5 things I say most often:

  • Where's your mother?
  • Sophie! Anna! Avery! Will! Laura!
  • I'm tired.
  • Be nice.
  • I don't know.

5 celebrity crushes:
(I do not have said crushes. But if I did, here are five that spring to mind.)

  • Audrey Hepburn
  • Catherine Zeta-Jones
  • Halle Berry
  • Ziyi Zhang
  • Alison Krauss

5 people I want to do this:
(Though I know some won't because they are morally opposed to memes.)

Friday, September 16, 2005


It is my birthday today. Celebrate with me! I am 35. Not young or old, 35. I'm happy being 35. 5s and 10s are good, round numbers. 35 beats 34 hands down.

Turning 35 is probably not much different than turning 30 or 68 or 22. I am still me. Though I still wonder sometimes what it is to be me, and what it means to be man-me. I thought it would be a more certain, a more sure thing, growing older. More knowing involved, I figured. But all the knowing only makes me know how little-knowing I am. And that's okay.

Life is not puzzle pieces waiting to be pieced together, but paints waiting to be painted with. It is not neat, but it is colorful. It is not precise, but it is perfect. There is a rightness about life that reveals itself in my children's smiles, my wife's love, and the change of seasons.

Let me tell you a secret: I have loved life. I have loved that even my imperfections and failures and sins have been used that I might better know and love people and better know and love God. I have loved being married to my wife. She knows me, and even in the knowing, she loves me. I have loved having children. It is difficult to express how much I have loved having children.

I love life.

Don't misread me: This world is full of tears. My world is full of tears. But right now, right now I feel as if joy (insurmountable, ineffable joy) will one day split me open, unveiling itself before an unsuspecting, tear-stained world.

Thursday, September 15, 2005


My wife and the kids have gone to bed. I've settled down with my laptop, and iTunes is pumping Switchfoot's newest into my noggin ("You are golden / You are golden, child / You are golden / Don't let go / Don't let go tonight"). I have the laundry going so that I'll have clean underwear and towels tomorrow. My purpose is to sit down and do a nice stroke of work, a good little post, for my insomniac friend when she wakes up at 4 a.m. She'd like that, I think. I haven't written two sentences before I'm reclining next to my wife on an Antiguan beach, sipping beer, and watching elephants swim by.

Tuesday, September 13, 2005

A Kingdom Kalled Krispy Kreme

It's not often you get to wake up to small, airy doughnuts, clothed in a toothsome film of translucent yum. It's hard to start a morning badly when these golden O's wait and want to throw themselves into your rumbling maw. And this morning it happened. Blue skies, a smile on everyone's face - it makes me think that all mankind could come together as one under the glowing, hot-now banner.

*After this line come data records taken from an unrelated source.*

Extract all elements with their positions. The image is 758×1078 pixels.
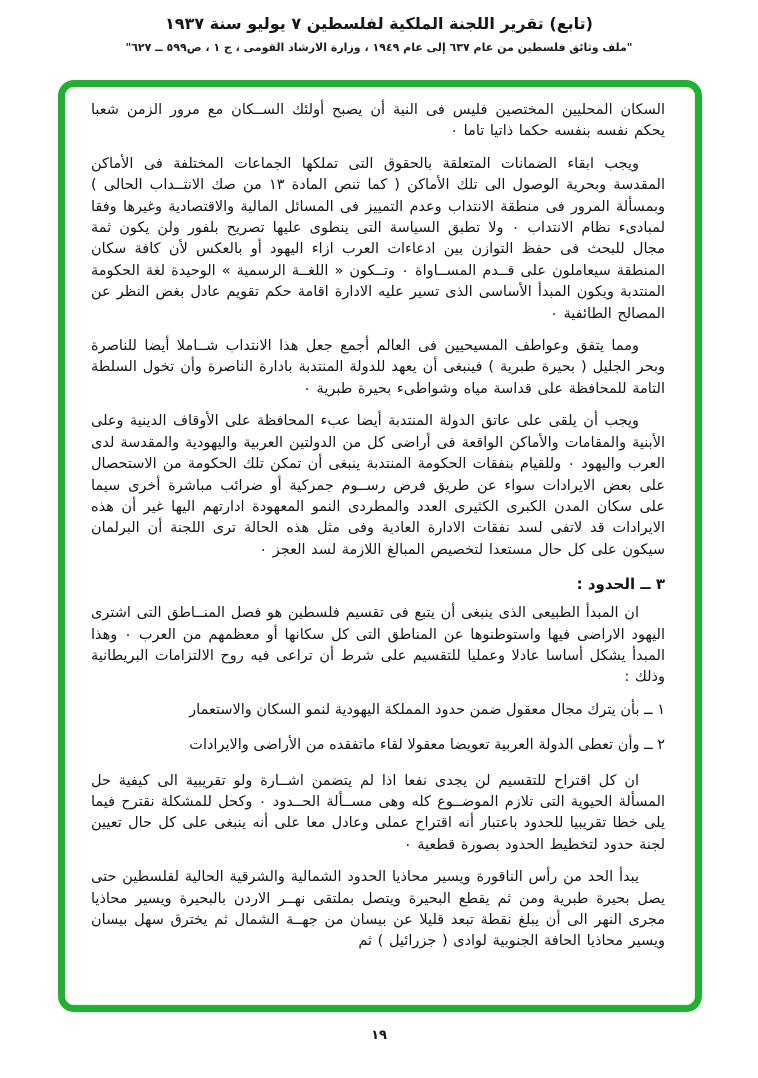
page-footer [0,1028,758,1043]
paragraph-boundary-question: ان كل اقتراح للتقسيم لن يجدى نفعا اذا لم يتضمن اشــارة ولو تقريبية الى كيفية حل المسألة الحيوية التى تلازم الموضــوع كله وهى مســألة الحــدود ٠ وكحل للمشكلة نقترح فيما يلى خطا تقريبيا للحدود باعتبار أنه اقتراح عملى وعادل معا على أنه ينبغى على كل حال تعيين لجنة حدود لتخطيط الحدود بصورة قطعية ٠ [91,772,666,853]
paragraph-christian-sentiment: ومما يتفق وعواطف المسيحيين فى العالم أجمع جعل هذا الانتداب شــاملا أيضا للناصرة وبحر الجليل ( بحيرة طبرية ) فينبغى أن يعهد للدولة المنتدبة بادارة الناصرة وأن تخول السلطة التامة للمحافظة على قداسة مياه وشواطىء بحيرة طبرية ٠ [91,338,665,397]
paragraph-partition-principle: ان المبدأ الطبيعى الذى ينبغى أن يتبع فى تقسيم فلسطين هو فصل المنــاطق التى اشترى اليهود الاراضى فيها واستوطنوها عن المناطق التى كل سكانها أو معظمهم من العرب ٠ وهذا المبدأ يشكل أساسا عادلا وعمليا للتقسيم على شرط أن تراعى فيه روح الالتزامات البريطانية وذلك : [91,605,665,686]
paragraph-guarantees: ويجب ابقاء الضمانات المتعلقة بالحقوق التى تملكها الجماعات المختلفة فى الأماكن المقدسة وبحرية الوصول الى تلك الأماكن ( كما تنص المادة ١٣ من صك الانتــداب الحالى ) وبمسألة المرور فى منطقة الانتداب وعدم التمييز فى المسائل المالية والاقتصادية وغيرها وفقا لمبادىء نظام الانتداب ٠ ولا تطبق السياسة التى ينطوى عليها تصريح بلفور ولن يكون ثمة مجال للبحث فى حفظ التوازن بين ادعاءات العرب ازاء اليهود أو بالعكس لأن كافة سكان المنطقة سيعاملون على قــدم المســاواة ٠ وتــكون « اللغــة الرسمية » الوحيدة لغة الحكومة المنتدبة ويكون المبدأ الأساسى الذى تسير عليه الادارة اقامة حكم تقويم عادل بغض النظر عن المصالح الطائفية ٠ [91,155,666,322]
list-item-1: ١ ــ بأن يترك مجال معقول ضمن حدود المملكة اليهودية لنمو السكان والاستعمار [189,701,665,718]
document-source-citation: "ملف وثائق فلسطين من عام ٦٣٧ إلى عام ١٩٤٩ ، وزارة الارشاد القومى ، ج ١ ، ص٥٩٩ ــ ٦٢٧" [125,41,633,54]
document-title: (تابع) تقرير اللجنة الملكية لفلسطين ٧ يوليو سنة ١٩٣٧ [165,14,593,33]
paragraph-mandatory-duties: ويجب أن يلقى على عاتق الدولة المنتدبة أيضا عبء المحافظة على الأوقاف الدينية وعلى الأبنية والمقامات والأماكن الواقعة فى أراضى كل من الدولتين العربية واليهودية والمقدسة لدى العرب واليهود ٠ وللقيام بنفقات الحكومة المنتدبة ينبغى أن تمكن تلك الحكومة من الاستحصال على بعض الايرادات سواء عن طريق فرض رســوم جمركية أو ضرائب مباشرة أخرى سيما على سكان المدن الكبرى الكثيرى العدد والمطردى النمو المعهودة ادارتهم اليها غير أن هذه الايرادات قد لاتفى لسد نفقات الادارة العادية وفى مثل هذه الحالة ترى اللجنة أن البرلمان سيكون على كل حال مستعدا لتخصيص المبالغ اللازمة لسد العجز ٠ [91,413,665,558]
list-item-2: ٢ ــ وأن تعطى الدولة العربية تعويضا معقولا لقاء ماتفقده من الأراضى والايرادات [189,737,665,754]
section-heading-borders: ٣ ــ الحدود : [576,575,665,594]
paragraph-local-population: السكان المحليين المختصين فليس فى النية أن يصبح أولئك الســكان مع مرور الزمن شعبا يحكم نفسه بنفسه حكما ذاتيا تاما ٠ [91,102,665,140]
document-body-frame [58,80,702,1012]
page-header [0,0,758,55]
paragraph-boundary-route: يبدأ الحد من رأس الناقورة ويسير محاذيا الحدود الشمالية والشرقية الحالية لفلسطين حتى يصل بحيرة طبرية ومن ثم يقطع البحيرة ويتصل بملتقى نهــر الاردن بالبحيرة ويسير محاذيا مجرى النهر الى أن يبلغ نقطة تبعد قليلا عن بيسان من جهــة الشمال ثم يخترق سهل بيسان ويسير محاذيا الحافة الجنوبية لوادى ( جزرائيل ) ثم [91,869,665,950]
page-number: ١٩ [371,1028,387,1043]
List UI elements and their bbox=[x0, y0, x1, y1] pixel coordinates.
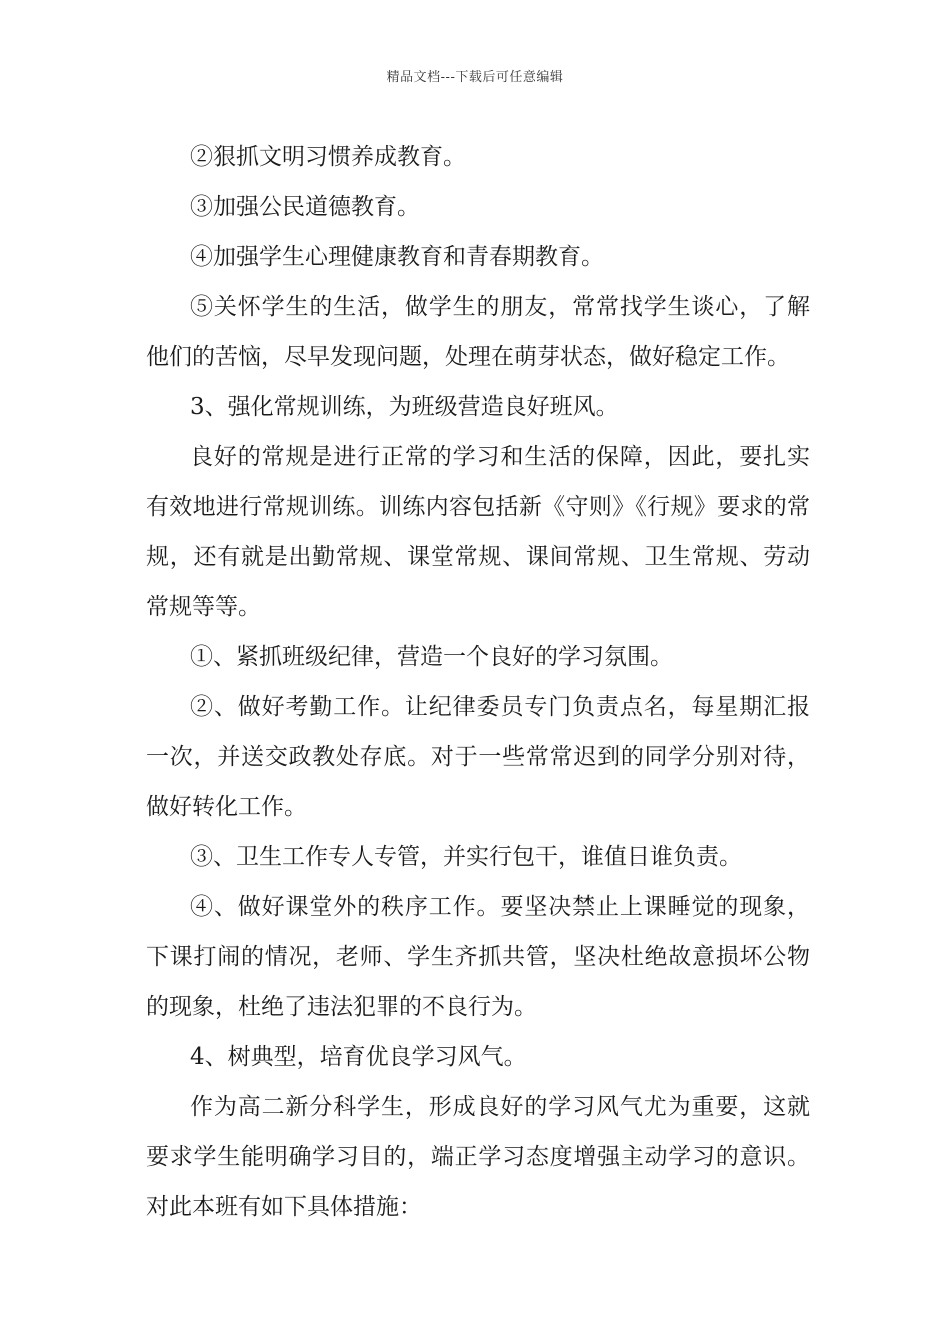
paragraph-routine-intro: 良好的常规是进行正常的学习和生活的保障，因此，要扎实有效地进行常规训练。训练内容包括新《守则》《行规》要求的常规，还有就是出勤常规、课堂常规、课间常规、卫生常规、劳动常规等等。 bbox=[146, 444, 810, 620]
paragraph-item-5: ⑤关怀学生的生活，做学生的朋友，常常找学生谈心，了解他们的苦恼，尽早发现问题，处理在萌芽状态，做好稳定工作。 bbox=[146, 294, 810, 370]
page-header: 精品文档---下载后可任意编辑 bbox=[386, 70, 564, 85]
document-body bbox=[146, 132, 810, 1232]
paragraph-item-3: ③加强公民道德教育。 bbox=[190, 194, 420, 220]
paragraph-study-atmosphere: 作为高二新分科学生，形成良好的学习风气尤为重要，这就要求学生能明确学习目的，端正学习态度增强主动学习的意识。对此本班有如下具体措施： bbox=[146, 1094, 810, 1220]
paragraph-measure-1: ①、紧抓班级纪律，营造一个良好的学习氛围。 bbox=[190, 644, 673, 670]
paragraph-item-4: ④加强学生心理健康教育和青春期教育。 bbox=[190, 244, 604, 270]
section-heading-4: 4、树典型，培育优良学习风气。 bbox=[190, 1044, 527, 1070]
section-heading-3: 3、强化常规训练，为班级营造良好班风。 bbox=[190, 394, 619, 420]
paragraph-item-2: ②狠抓文明习惯养成教育。 bbox=[190, 144, 466, 170]
paragraph-measure-4: ④、做好课堂外的秩序工作。要坚决禁止上课睡觉的现象，下课打闹的情况，老师、学生齐抓共管，坚决杜绝故意损坏公物的现象，杜绝了违法犯罪的不良行为。 bbox=[146, 894, 810, 1020]
paragraph-measure-3: ③、卫生工作专人专管，并实行包干，谁值日谁负责。 bbox=[190, 844, 742, 870]
paragraph-measure-2: ②、做好考勤工作。让纪律委员专门负责点名，每星期汇报一次，并送交政教处存底。对于一些常常迟到的同学分别对待，做好转化工作。 bbox=[146, 694, 810, 820]
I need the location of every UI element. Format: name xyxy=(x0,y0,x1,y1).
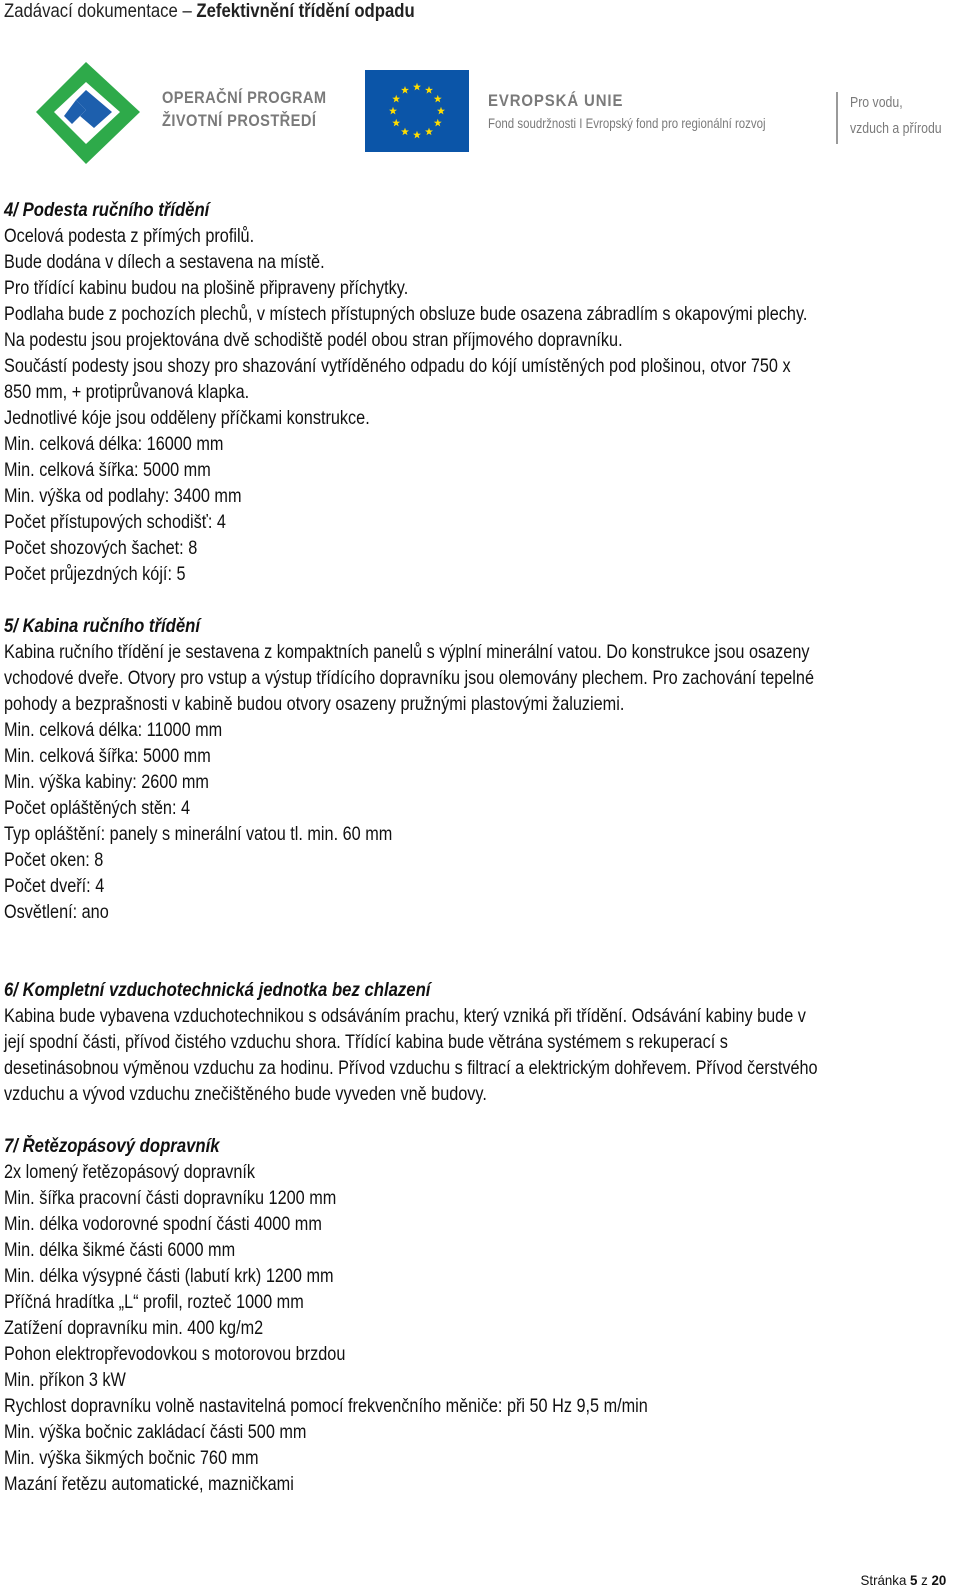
motto-text xyxy=(850,90,942,142)
text-line: pohody a bezprašnosti v kabině budou otvory osazeny pružnými plastovými žaluziemi. xyxy=(4,694,625,715)
text-line: Min. výška bočnic zakládací části 500 mm xyxy=(4,1422,307,1443)
text-line: Min. celková šířka: 5000 mm xyxy=(4,460,211,481)
text-line: Pohon elektropřevodovkou s motorovou brzdou xyxy=(4,1344,346,1365)
text-line: Ocelová podesta z přímých profilů. xyxy=(4,226,255,247)
section-heading: 5/ Kabina ručního třídění xyxy=(4,616,201,637)
text-line: Počet dveří: 4 xyxy=(4,876,105,897)
text-line: Min. celková šířka: 5000 mm xyxy=(4,746,211,767)
eu-fund-name: Fond soudržnosti I Evropský fond pro regionální rozvoj xyxy=(488,115,766,131)
logo-divider xyxy=(836,92,838,144)
text-line: 2x lomený řetězopásový dopravník xyxy=(4,1162,256,1183)
text-line: Kabina ručního třídění je sestavena z kompaktních panelů s výplní minerální vatou. Do konstrukce jsou osazeny xyxy=(4,642,810,663)
header-prefix: Zadávací dokumentace – xyxy=(4,1,197,22)
text-line: Osvětlení: ano xyxy=(4,902,109,923)
text-line: Min. délka vodorovné spodní části 4000 mm xyxy=(4,1214,322,1235)
total-pages: 20 xyxy=(931,1572,946,1588)
section-heading: 4/ Podesta ručního třídění xyxy=(4,200,210,221)
section-spacer xyxy=(4,926,954,952)
section-spacer xyxy=(4,588,954,614)
text-line: Min. celková délka: 16000 mm xyxy=(4,434,224,455)
text-line: Min. příkon 3 kW xyxy=(4,1370,126,1391)
text-line: Min. délka šikmé části 6000 mm xyxy=(4,1240,236,1261)
text-line: Počet průjezdných kójí: 5 xyxy=(4,564,186,585)
header-title: Zefektivnění třídění odpadu xyxy=(196,1,415,22)
page-prefix: Stránka xyxy=(860,1572,910,1588)
text-line: Počet oken: 8 xyxy=(4,850,104,871)
current-page: 5 xyxy=(909,1572,918,1588)
text-line: Bude dodána v dílech a sestavena na místě. xyxy=(4,252,325,273)
text-line: Jednotlivé kóje jsou odděleny příčkami konstrukce. xyxy=(4,408,370,429)
op-logo-line1: OPERAČNÍ PROGRAM xyxy=(162,88,327,107)
text-line: Počet shozových šachet: 8 xyxy=(4,538,198,559)
eu-name: EVROPSKÁ UNIE xyxy=(488,91,624,110)
page-number xyxy=(860,1570,946,1590)
text-line: vzduchu a vývod vzduchu znečištěného bude vyveden vně budovy. xyxy=(4,1084,487,1105)
text-line: Typ opláštění: panely s minerální vatou tl. min. 60 mm xyxy=(4,824,393,845)
eu-logo-text xyxy=(488,90,827,134)
op-zp-logo-text xyxy=(162,86,327,132)
eu-flag-icon xyxy=(365,70,469,152)
motto-line1: Pro vodu, xyxy=(850,94,903,111)
text-line: Příčná hradítka „L“ profil, rozteč 1000 mm xyxy=(4,1292,304,1313)
document-header-title xyxy=(4,0,415,24)
document-body xyxy=(4,198,954,1498)
section-heading: 7/ Řetězopásový dopravník xyxy=(4,1136,220,1157)
text-line: Min. celková délka: 11000 mm xyxy=(4,720,223,741)
section-spacer xyxy=(4,1108,954,1134)
text-line: Rychlost dopravníku volně nastavitelná pomocí frekvenčního měniče: při 50 Hz 9,5 m/min xyxy=(4,1396,648,1417)
text-line: desetinásobnou výměnou vzduchu za hodinu. Přívod vzduchu s filtrací a elektrickým dohřevem. Přívod čerstvého xyxy=(4,1058,818,1079)
text-line: Kabina bude vybavena vzduchotechnikou s odsáváním prachu, který vzniká při třídění. Odsávání kabiny bude v xyxy=(4,1006,806,1027)
text-line: Podlaha bude z pochozích plechů, v místech přístupných obsluze bude osazena zábradlím s okapovými plechy. xyxy=(4,304,808,325)
text-line: Min. délka výsypné části (labutí krk) 1200 mm xyxy=(4,1266,334,1287)
text-line: Pro třídící kabinu budou na plošině připraveny příchytky. xyxy=(4,278,409,299)
text-line: vchodové dveře. Otvory pro vstup a výstup třídícího dopravníku jsou olemovány plechem. Pro zachování tepelné xyxy=(4,668,814,689)
text-line: Počet opláštěných stěn: 4 xyxy=(4,798,191,819)
logo-banner xyxy=(0,56,960,166)
text-line: Mazání řetězu automatické, mazničkami xyxy=(4,1474,294,1495)
text-line: 850 mm, + protiprůvanová klapka. xyxy=(4,382,250,403)
section-spacer xyxy=(4,952,954,978)
text-line: Součástí podesty jsou shozy pro shazování vytříděného odpadu do kójí umístěných pod plošinou, otvor 750 x xyxy=(4,356,791,377)
text-line: Min. výška kabiny: 2600 mm xyxy=(4,772,209,793)
text-line: Počet přístupových schodišť: 4 xyxy=(4,512,226,533)
text-line: Min. výška šikmých bočnic 760 mm xyxy=(4,1448,259,1469)
text-line: Min. šířka pracovní části dopravníku 1200 mm xyxy=(4,1188,337,1209)
text-line: její spodní části, přívod čistého vzduchu shora. Třídící kabina bude větrána systémem s rekuperací s xyxy=(4,1032,728,1053)
op-logo-line2: ŽIVOTNÍ PROSTŘEDÍ xyxy=(162,111,317,130)
text-line: Zatížení dopravníku min. 400 kg/m2 xyxy=(4,1318,264,1339)
section-heading: 6/ Kompletní vzduchotechnická jednotka bez chlazení xyxy=(4,980,431,1001)
motto-line2: vzduch a přírodu xyxy=(850,120,942,137)
page-sep: z xyxy=(917,1572,932,1588)
op-zp-logo-icon xyxy=(36,60,146,165)
text-line: Na podestu jsou projektována dvě schodiště podél obou stran příjmového dopravníku. xyxy=(4,330,623,351)
text-line: Min. výška od podlahy: 3400 mm xyxy=(4,486,242,507)
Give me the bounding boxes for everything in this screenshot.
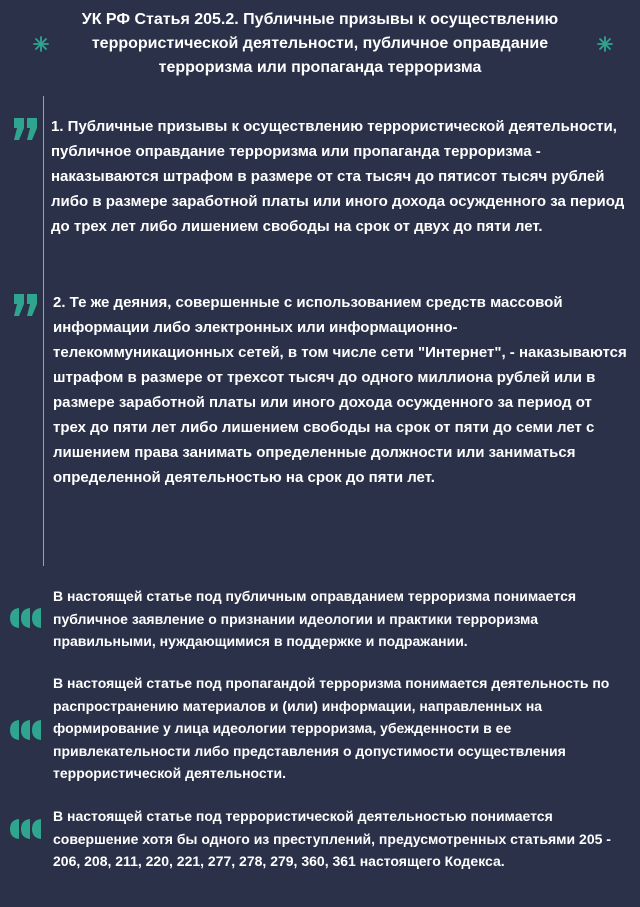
guillemet-icon <box>8 818 44 840</box>
quote-mark-icon <box>13 117 39 141</box>
sparkle-icon <box>597 36 613 52</box>
definition-propaganda: В настоящей статье под пропагандой терроризма понимается деятельность по распространению материалов и (или) информации, направленных на формирование у лица идеологии терроризма, убежденности в ее привлекательности либо представления о допустимости осуществления террористической деятельности. <box>53 675 610 781</box>
article-part-1: 1. Публичные призывы к осуществлению террористической деятельности, публичное оправдание терроризма или пропаганда терроризма - наказываются штрафом в размере от ста тысяч до пятисот тысяч рублей либо в размере заработной платы или иного дохода осужденного за период до трех лет либо лишением свободы на срок от двух до пяти лет. <box>51 118 625 235</box>
guillemet-icon <box>8 607 44 629</box>
definition-terrorist-activity: В настоящей статье под террористической деятельностью понимается совершение хотя бы одного из преступлений, предусмотренных статьями 205 - 206, 208, 211, 220, 221, 277, 278, 279, 360, 361 настоящего Кодекса. <box>53 808 611 869</box>
sparkle-icon <box>33 36 49 52</box>
definition-justification: В настоящей статье под публичным оправданием терроризма понимается публичное заявление о признании идеологии и практики терроризма правильными, нуждающимися в поддержке и подражании. <box>53 588 577 649</box>
guillemet-icon <box>8 719 44 741</box>
quote-mark-icon <box>13 293 39 317</box>
article-part-2: 2. Те же деяния, совершенные с использованием средств массовой информации либо электронных или информационно-телекоммуникационных сетей, в том числе сети "Интернет", - наказываются штрафом в размере от трехсот тысяч до одного миллиона рублей или в размере заработной платы или иного дохода осужденного за период от трех до пяти лет либо лишением свободы на срок от пяти до семи лет с лишением права занимать определенные должности или заниматься определенной деятельностью на срок до пяти лет. <box>53 294 627 486</box>
divider-line <box>43 96 44 566</box>
page-title: УК РФ Статья 205.2. Публичные призывы к осуществлению террористической деятельности, публичное оправдание терроризма или пропаганда терроризма <box>81 11 559 76</box>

The kingdom began a few minutes up the road from me, in Winston-Salem, North Carolina. You might think that there would be a theme park in Old Salem dedicated to the Original Glazed, but there is not. It is a quiet and humble kingdom. They needn't have castles and fairies and mice to spread the good news of the Original Glazed. They needn't have snappy songs, "Today is Tuesday, you know what that means? We have a special guest today," with doughnuts tied to the heads of adolescents. They need only a window onto which pilgrims and devotees may press their chubby faces and watch the little rings of dough be transfigured into the Original Glazed.

The kingdom presses on. And the doors of Dunkin' shall not stand against it.

My daughter Anna sat in the chair with an Original Glazed doughnut in front of her for ten minutes. She hadn't touched it. I looked down at my belly, to remind myself of her goodly heritage, and I looked at the little four-year-old stick figure demonstrating such painfully severe discipline. "Anna, you gonna eat that doughnut?"

"I am going to if you'd stop talking to me," she said. And she did. Once I stopped talking to her.